Sorena Nadaf, M.S., M.MI is Senior Vice President & Chief Informatics Officer / CIO, for City of Hope. He serves as the Director of Data Science & Cancer Informatics, overseeing a program targeting Digital Health Innovation, Information Technology, and Translational Bioinformatics. Prior to joining the City of Hope in 2016, Sorena spent almost 9 years at University of California San Francisco as CIO and Associate Director for the Helen Diller Family Comprehensive Cancer Center and UCSF’s Chief Informatics Officer. At UCSF Sorena also served as the inaugural Director of the Translational Informatics (TI) Technology Center, where he architected a Institution wide IT Specialty, and Biomedical Informatics focused Program / Super Shared Resource. Sorena’s strategies enabled the enterprise collection, exchange, and integration of distributed, multi-dimensional, and heterogeneous clinical and biomedical data, in addition to aiding in the education of Applied Informatics and Healthcare IT. UCSF’s infrastructure and roadmaps for Clinical Research and Bio specimen Banking was a direct result of his work, not to mention systems in place supporting patient reported outcomes and electronic medical record interoperability. While at UCSF, Sorena was instrumental in the creation and launch of the Institute for Computational Health Sciences (ICHS), where he also was Chair of its IT infrastructure, with an initial focus on a scalable enterprise-class High-Performance Compute eco-system.

Speaker Profile

Ph.D., Vice President, R&D Bioinformatics, MedImmune
Biography

Dr. David Fenstermacher is the Vice President R&D-Bioinformatics at Medimmune, LLC. and has more than 30 years of research experience as a molecular biologist and bioinformaticist.

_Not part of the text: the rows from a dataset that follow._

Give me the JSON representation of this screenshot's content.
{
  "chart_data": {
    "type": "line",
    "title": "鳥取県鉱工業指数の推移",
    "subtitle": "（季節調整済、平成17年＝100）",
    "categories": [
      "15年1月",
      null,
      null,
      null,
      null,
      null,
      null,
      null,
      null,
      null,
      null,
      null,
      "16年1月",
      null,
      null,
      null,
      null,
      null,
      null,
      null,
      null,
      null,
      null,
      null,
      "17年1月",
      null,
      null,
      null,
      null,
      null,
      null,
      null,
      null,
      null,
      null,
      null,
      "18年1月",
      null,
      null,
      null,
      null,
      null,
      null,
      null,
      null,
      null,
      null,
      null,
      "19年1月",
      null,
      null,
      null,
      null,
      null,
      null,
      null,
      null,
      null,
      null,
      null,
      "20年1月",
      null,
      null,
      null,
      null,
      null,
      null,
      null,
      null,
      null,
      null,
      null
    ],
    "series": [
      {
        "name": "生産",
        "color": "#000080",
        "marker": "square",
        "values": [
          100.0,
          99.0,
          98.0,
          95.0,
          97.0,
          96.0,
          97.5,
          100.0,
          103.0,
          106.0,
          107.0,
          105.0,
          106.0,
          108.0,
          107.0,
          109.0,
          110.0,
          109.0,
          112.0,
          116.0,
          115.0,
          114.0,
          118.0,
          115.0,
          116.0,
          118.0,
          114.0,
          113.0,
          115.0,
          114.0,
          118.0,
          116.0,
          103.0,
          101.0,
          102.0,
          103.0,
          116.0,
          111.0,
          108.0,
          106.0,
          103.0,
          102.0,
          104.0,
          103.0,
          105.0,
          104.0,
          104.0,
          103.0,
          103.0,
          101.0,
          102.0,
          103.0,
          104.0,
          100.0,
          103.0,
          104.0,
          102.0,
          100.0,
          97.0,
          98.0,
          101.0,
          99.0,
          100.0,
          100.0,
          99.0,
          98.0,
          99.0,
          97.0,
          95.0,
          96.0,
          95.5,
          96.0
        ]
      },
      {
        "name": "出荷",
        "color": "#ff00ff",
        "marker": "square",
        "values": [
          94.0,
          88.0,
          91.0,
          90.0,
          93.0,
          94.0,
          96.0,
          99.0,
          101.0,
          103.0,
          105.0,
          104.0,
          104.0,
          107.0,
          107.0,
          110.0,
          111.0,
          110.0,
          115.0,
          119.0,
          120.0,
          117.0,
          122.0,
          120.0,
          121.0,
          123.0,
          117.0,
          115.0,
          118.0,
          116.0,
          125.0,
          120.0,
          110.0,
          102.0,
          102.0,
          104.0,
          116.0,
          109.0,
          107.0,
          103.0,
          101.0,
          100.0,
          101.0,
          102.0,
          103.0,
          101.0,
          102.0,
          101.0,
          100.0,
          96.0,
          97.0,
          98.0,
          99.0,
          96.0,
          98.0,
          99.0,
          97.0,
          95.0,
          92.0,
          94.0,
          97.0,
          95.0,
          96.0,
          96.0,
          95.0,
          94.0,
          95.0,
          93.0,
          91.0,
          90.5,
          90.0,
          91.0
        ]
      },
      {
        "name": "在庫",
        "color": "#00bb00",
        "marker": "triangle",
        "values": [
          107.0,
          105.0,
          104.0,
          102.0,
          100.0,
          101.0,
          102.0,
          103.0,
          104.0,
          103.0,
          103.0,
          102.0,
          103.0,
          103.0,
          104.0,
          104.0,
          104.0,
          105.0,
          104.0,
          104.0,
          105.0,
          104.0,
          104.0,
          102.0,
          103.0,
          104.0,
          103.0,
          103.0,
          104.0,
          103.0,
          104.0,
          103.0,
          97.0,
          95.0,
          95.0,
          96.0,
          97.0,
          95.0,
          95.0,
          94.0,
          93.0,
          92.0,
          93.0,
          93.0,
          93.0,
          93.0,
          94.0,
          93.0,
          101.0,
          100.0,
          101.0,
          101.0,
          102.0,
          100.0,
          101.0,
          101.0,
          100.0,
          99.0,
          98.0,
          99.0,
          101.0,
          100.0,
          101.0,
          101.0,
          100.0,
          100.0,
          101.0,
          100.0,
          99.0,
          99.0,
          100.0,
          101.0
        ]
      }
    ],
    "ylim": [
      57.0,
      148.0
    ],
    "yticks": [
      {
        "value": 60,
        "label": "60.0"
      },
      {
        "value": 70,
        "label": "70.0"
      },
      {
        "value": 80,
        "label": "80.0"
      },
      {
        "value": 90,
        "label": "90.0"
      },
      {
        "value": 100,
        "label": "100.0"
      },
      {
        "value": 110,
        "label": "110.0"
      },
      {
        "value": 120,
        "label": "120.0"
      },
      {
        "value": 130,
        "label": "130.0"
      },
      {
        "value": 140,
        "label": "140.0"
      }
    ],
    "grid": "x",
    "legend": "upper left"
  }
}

During his twenty years in bioinformatics, David has designed and directed the implementation of numerous bioinformatics and biomedical informatics distributed computing systems to support basic, translational and clinical research, including multiple institution research projects. He has also designed data warehouses that integrate patient-level clinical data and other ‘omics data to support studies focused on cancer and other human diseases. Current research focuses on developing informatics resources that span the informatics continuum of Bioinformatics, Biomedical Informatics and Clinical/Medical Informatics specifically for precision medicine including clinical decision support, digital health and health outcomes research. Before joining MedImmune, he served as the Chief Research Information Officer for Virginia Commonwealth University and was Founding Chair of the Department of Biomedical Informatics at the H. Lee Moffitt Cancer Center.

Speaker Profile

Ph.D., Director of Precision Medicine Research, Sutter Health
Biography

Dr. Gregory Tranah is also an Adjunct Professor in the Department of Epidemiology and Biostatistics at the University of California, San Francisco. He received his PhD in Ecology from University of California, Davis and was a postdoctoral fellow in Epidemiology at the Harvard School of Public Health. Dr. Tranah’s current research program is focused on identifying inherited and acquired genetic factors that impact aging and disease with the goal of revolutionizing risk assessment and identifying widely applicable genomic tests that identify persons who would benefit from specific pharmacologic and behavioral treatments to prevent disability and disease. He is the principal investigator of several NIH grants and Sutter-CPMC Foundation grants. Dr. Tranah is the Genetics Director for several large population-based epidemiologic cohorts and is actively conducting large-scale genomic analyses in collaboration with several consortia focused on aging and disease. At the CPMC Research Institute he directs the genomics core of the Personalized Medicine program which is focused on identifying genomic predictors of treatment response for several highly malignant cancers. Dr. Tranah is currently leading a research program dedicated to accelerating the translation of research discoveries related to health and aging to clinical settings across Sutter Health and is applying this experience to the development of the Sutter Health Precision Medicine Program.